As discussions got under way, Louis Carlet argued pushed for more effective Labor Standards Offices to eliminate unpaid wages and unpaid overtime. One sign of progress was the action of the Education Ministry in sending out notices to boards of education telling them to stop using illegal servicing contracts (gyomu itaku) for ALTs. Another issue raised was the increasing use of fixed-term non-renewable contracts. In support of this and other contentions, Robert Lohmann, UTU president, presented the translation of The University Teachers Union Survey of Foreign Nationals at Japanese Universities 2004. Over a quarter of the respondents were on fixed-term contracts, which threatened the security and livelihoods of teachers, both foreign and Japanese, and their families. Lohmann appealed for issues raised by the survey to be further investigated, and called for greater legal protection and security for foreign workers. Evan Heimlich, chair of the Kobe University Branch of Education Workers Amalgamated Union (EWA) Osaka, then raised the issue of the Tokunin systems which require foreign language teachers, with the expiration of their contracts, to compete for their own posts against ?fresh? applicants.
A statement in Japanese was presented to Inoue-san and the ministries’ officials. It generated considerable comment by the officials, but as in past hearings, on contract issues the bureaucrats consistently shirked responsibility. They referred to discriminatory policies as labor-management issues for adjudication on a case-by-case basis by the Labor Relations Commission.

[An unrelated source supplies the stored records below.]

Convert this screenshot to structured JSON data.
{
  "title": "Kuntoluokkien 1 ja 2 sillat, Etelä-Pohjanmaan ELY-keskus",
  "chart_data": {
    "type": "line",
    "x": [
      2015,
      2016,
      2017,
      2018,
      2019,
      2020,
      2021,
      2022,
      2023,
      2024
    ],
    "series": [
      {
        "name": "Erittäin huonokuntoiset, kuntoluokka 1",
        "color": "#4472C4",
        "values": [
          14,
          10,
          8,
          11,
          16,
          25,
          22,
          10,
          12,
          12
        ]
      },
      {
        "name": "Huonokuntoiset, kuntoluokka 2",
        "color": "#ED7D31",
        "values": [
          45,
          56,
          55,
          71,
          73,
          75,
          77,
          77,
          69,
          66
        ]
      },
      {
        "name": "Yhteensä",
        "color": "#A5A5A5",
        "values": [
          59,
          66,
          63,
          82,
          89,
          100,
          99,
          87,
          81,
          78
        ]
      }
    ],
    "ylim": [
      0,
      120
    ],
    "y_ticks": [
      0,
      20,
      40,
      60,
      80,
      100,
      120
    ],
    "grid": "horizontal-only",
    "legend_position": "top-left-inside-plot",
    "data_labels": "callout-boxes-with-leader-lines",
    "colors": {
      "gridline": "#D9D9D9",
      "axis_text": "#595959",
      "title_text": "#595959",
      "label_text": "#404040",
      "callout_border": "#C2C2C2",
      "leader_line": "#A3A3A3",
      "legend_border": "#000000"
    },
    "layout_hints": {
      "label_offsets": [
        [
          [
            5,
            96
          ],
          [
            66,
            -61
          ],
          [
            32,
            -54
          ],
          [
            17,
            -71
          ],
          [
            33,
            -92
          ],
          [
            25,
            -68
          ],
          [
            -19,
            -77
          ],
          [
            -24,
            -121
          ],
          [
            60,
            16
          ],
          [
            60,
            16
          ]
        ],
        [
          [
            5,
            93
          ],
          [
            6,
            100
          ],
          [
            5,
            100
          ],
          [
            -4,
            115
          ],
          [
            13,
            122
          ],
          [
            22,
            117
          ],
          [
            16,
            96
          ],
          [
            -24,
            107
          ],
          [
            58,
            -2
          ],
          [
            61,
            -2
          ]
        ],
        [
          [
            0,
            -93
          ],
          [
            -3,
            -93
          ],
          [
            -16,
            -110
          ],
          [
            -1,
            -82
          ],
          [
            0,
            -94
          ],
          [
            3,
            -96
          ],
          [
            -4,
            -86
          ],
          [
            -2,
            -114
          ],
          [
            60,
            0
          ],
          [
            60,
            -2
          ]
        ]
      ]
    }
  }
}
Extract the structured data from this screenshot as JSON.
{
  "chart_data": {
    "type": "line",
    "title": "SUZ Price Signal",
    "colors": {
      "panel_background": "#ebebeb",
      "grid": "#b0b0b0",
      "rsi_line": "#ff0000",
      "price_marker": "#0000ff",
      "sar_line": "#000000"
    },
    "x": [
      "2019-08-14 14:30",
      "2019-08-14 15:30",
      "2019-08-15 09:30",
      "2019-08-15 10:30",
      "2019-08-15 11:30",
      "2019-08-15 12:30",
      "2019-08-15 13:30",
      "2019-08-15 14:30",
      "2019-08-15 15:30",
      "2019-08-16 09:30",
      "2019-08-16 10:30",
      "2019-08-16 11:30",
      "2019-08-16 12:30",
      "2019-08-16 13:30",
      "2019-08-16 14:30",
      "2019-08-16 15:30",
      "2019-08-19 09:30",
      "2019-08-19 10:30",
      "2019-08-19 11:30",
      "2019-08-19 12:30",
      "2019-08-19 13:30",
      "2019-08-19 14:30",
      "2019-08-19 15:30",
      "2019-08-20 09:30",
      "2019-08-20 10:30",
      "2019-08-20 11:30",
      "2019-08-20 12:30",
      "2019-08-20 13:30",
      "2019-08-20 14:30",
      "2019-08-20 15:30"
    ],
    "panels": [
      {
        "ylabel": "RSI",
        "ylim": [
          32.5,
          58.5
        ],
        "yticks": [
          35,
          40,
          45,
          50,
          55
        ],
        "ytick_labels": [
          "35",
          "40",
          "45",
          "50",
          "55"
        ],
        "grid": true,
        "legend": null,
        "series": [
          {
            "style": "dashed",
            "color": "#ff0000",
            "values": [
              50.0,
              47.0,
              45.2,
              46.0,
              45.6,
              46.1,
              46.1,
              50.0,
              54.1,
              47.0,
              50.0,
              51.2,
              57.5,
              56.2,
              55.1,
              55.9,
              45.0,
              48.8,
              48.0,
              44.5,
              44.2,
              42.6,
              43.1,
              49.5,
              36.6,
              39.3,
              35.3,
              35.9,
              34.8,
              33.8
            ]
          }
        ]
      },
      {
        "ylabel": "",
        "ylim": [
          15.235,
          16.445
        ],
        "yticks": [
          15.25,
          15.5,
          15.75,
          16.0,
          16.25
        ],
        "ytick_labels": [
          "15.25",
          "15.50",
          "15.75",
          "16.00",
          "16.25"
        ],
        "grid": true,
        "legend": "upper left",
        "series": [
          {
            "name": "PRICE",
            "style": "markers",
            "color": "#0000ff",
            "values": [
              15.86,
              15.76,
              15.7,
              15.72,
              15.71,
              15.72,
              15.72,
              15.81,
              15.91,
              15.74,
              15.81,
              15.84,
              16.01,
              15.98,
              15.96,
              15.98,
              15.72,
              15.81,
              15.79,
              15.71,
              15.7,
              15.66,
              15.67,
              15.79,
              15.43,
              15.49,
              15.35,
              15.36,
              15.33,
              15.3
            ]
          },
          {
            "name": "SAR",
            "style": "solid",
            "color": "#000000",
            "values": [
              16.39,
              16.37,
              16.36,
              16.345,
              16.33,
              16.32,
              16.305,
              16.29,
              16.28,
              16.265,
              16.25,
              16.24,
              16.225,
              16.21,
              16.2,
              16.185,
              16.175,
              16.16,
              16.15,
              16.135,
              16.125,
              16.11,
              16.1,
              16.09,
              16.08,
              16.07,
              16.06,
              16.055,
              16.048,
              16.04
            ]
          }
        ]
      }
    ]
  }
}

Ten days later, at a hearing in the Diet Building, Representative Inoue posed questions to MEXT Minister Nariaki Nakayama concerning the state of English and other foreign language education in Japan with reference to the working conditions of foreign teachers in Japan. Inoue is concerned with the needs of Japan for native speaker language teachers in a changing economy and their treatment in Japan. Representatives of University Teachers Union, Fukuoka General Union, and the EWA have presented these issues to Inoue-san and other Diet members for discussion in hearings before Ministries officials.
Discriminatory practices against foreign workers in Japan are long-standing and well-documented. Union members must take focused, directed and ongoing action to overcome the institutional and cultural biases that constrain our actions and discount our contributions to our host country.